Fast and Simple Sorting Using Partial Information

distinguished lecture

Last Friday, there was a lecture by Robert Tarjan about sorting given some information about the sorted order. I thought it was pretty cool. I saw a lot of UCI’s computer science professors there.

I forgot some things that were mentioned, and there’s things that I remember being brought up briefly but also forget where they fit into the lecture. Here’s those things:
Ellipsoid method
Splay trees

Here is my understanding of what was said:
You can represent a sorted total order as a DAG in which vertices are items and there is an edge from item a to item b if a and b have been compared and b > a.

a ---> b

Say, n is the number of items.
If all n choose 2 comparisons have been made. You would have a complete graph whose topological sort would always yield the true total order.

However, if you had no comparisons made yet, or zero edges in this graph of n vertices, then there’s n! possible orderings that topological sort could give you, only one of which is correct.

Also, here’s my topological sort implementation for the cses problem, course schedule.
my submission

Tarjan was focusing on situations when you are given the results of some comparisons prior to sorting as an incomplete DAG

|             |
|             v
a ---> b      c  ---> d

A solution to this is to topological sort the DAG using a heap instead of a queue. This way, you always get the right sorted order. A big consideration however is the choice of heap. It had something to do with the working set of a heap, which is the maximum number of elements that are in the heap while item i is in the heap.

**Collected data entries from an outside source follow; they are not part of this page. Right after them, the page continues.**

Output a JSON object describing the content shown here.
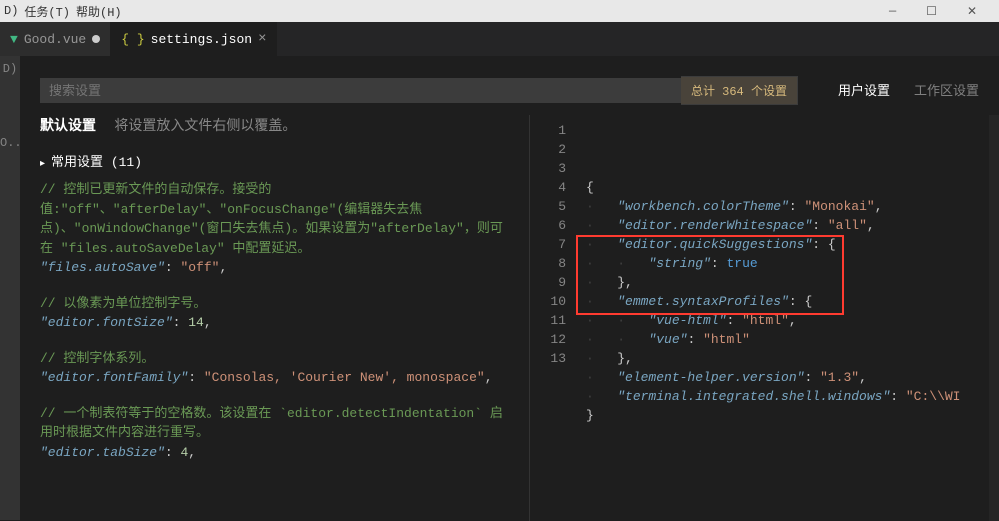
{
  "menu": {
    "tasks": "任务(T)",
    "help": "帮助(H)"
  },
  "window_controls": {
    "min": "—",
    "max": "☐",
    "close": "✕"
  },
  "tabs": [
    {
      "icon": "vue-icon",
      "label": "Good.vue",
      "dirty": true,
      "active": false
    },
    {
      "icon": "json-icon",
      "label": "settings.json",
      "dirty": false,
      "active": true
    }
  ],
  "activity_partial": "D)\nO...",
  "search": {
    "placeholder": "搜索设置",
    "badge": "总计 364 个设置"
  },
  "settings_scope": {
    "user": "用户设置",
    "workspace": "工作区设置"
  },
  "left": {
    "default_title": "默认设置",
    "default_hint": "将设置放入文件右侧以覆盖。",
    "section": "常用设置 (11)",
    "items": [
      {
        "comment": "// 控制已更新文件的自动保存。接受的值:\"off\"、\"afterDelay\"、\"onFocusChange\"(编辑器失去焦点)、\"onWindowChange\"(窗口失去焦点)。如果设置为\"afterDelay\"，则可在 \"files.autoSaveDelay\" 中配置延迟。",
        "key": "\"files.autoSave\"",
        "value": "\"off\"",
        "vtype": "string"
      },
      {
        "comment": "// 以像素为单位控制字号。",
        "key": "\"editor.fontSize\"",
        "value": "14",
        "vtype": "num"
      },
      {
        "comment": "// 控制字体系列。",
        "key": "\"editor.fontFamily\"",
        "value": "\"Consolas, 'Courier New', monospace\"",
        "vtype": "string"
      },
      {
        "comment": "// 一个制表符等于的空格数。该设置在 `editor.detectIndentation` 启用时根据文件内容进行重写。",
        "key": "\"editor.tabSize\"",
        "value": "4",
        "vtype": "num"
      }
    ]
  },
  "right": {
    "lines": [
      {
        "n": 1,
        "text": "{"
      },
      {
        "n": 2,
        "indent": 1,
        "key": "\"workbench.colorTheme\"",
        "sep": ": ",
        "val": "\"Monokai\"",
        "tail": ","
      },
      {
        "n": 3,
        "indent": 1,
        "key": "\"editor.renderWhitespace\"",
        "sep": ": ",
        "val": "\"all\"",
        "tail": ","
      },
      {
        "n": 4,
        "indent": 1,
        "key": "\"editor.quickSuggestions\"",
        "sep": ": ",
        "brace": "{"
      },
      {
        "n": 5,
        "indent": 2,
        "key": "\"string\"",
        "sep": ": ",
        "bool": "true"
      },
      {
        "n": 6,
        "indent": 1,
        "brace": "},"
      },
      {
        "n": 7,
        "indent": 1,
        "key": "\"emmet.syntaxProfiles\"",
        "sep": ": ",
        "brace": "{"
      },
      {
        "n": 8,
        "indent": 2,
        "key": "\"vue-html\"",
        "sep": ": ",
        "val": "\"html\"",
        "tail": ","
      },
      {
        "n": 9,
        "indent": 2,
        "key": "\"vue\"",
        "sep": ": ",
        "val": "\"html\""
      },
      {
        "n": 10,
        "indent": 1,
        "brace": "},"
      },
      {
        "n": 11,
        "indent": 1,
        "key": "\"element-helper.version\"",
        "sep": ": ",
        "val": "\"1.3\"",
        "tail": ","
      },
      {
        "n": 12,
        "indent": 1,
        "key": "\"terminal.integrated.shell.windows\"",
        "sep": ": ",
        "val": "\"C:\\\\WI"
      },
      {
        "n": 13,
        "text": "}"
      }
    ]
  }
}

I forget the complexity of topological heapsort with a binary heap.
It might be better than plain heapsort depending on how informative the DAG is. Here’s the most informative DAG you can get

a ---> b ---> c ---> d

In this case, for topological heapsort, the maximum number of elements in the heap at one time would be 1. On the other hand, regular heapsort would put all elements on the heap. Its still O(nlogn), but the working sets will be bigger.

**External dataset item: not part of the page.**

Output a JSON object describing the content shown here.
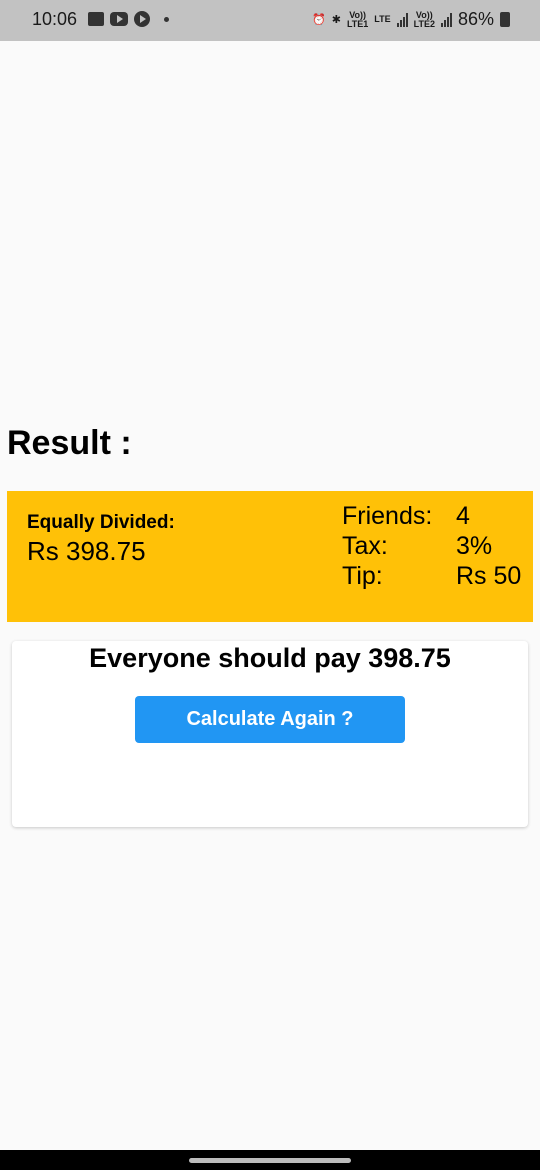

Tarjan’s solution was to use a pair heap for topological sorting. This had to do with getting a good bound on the working set. The complexity was O(n + m + logT), where n is the number of vertices, m is the number of given comparisons, and T is the number of possible total orders for the given DAG. Notice that if no comparisons are given, you get n + log(n!), which is n + nlogn as n gets big.

Did you know that Tarjan was involved in making Fibonacci heaps?

A question that I asked: how many comparisons prior to sorting is sufficient for this to be the best option for sorting?
the jist of Tarjan’s answer: Enough to get a reasonably informative DAG that cuts down on T. Getting long runs are especially helpful.

Big thanks to Tarjan for the lecture.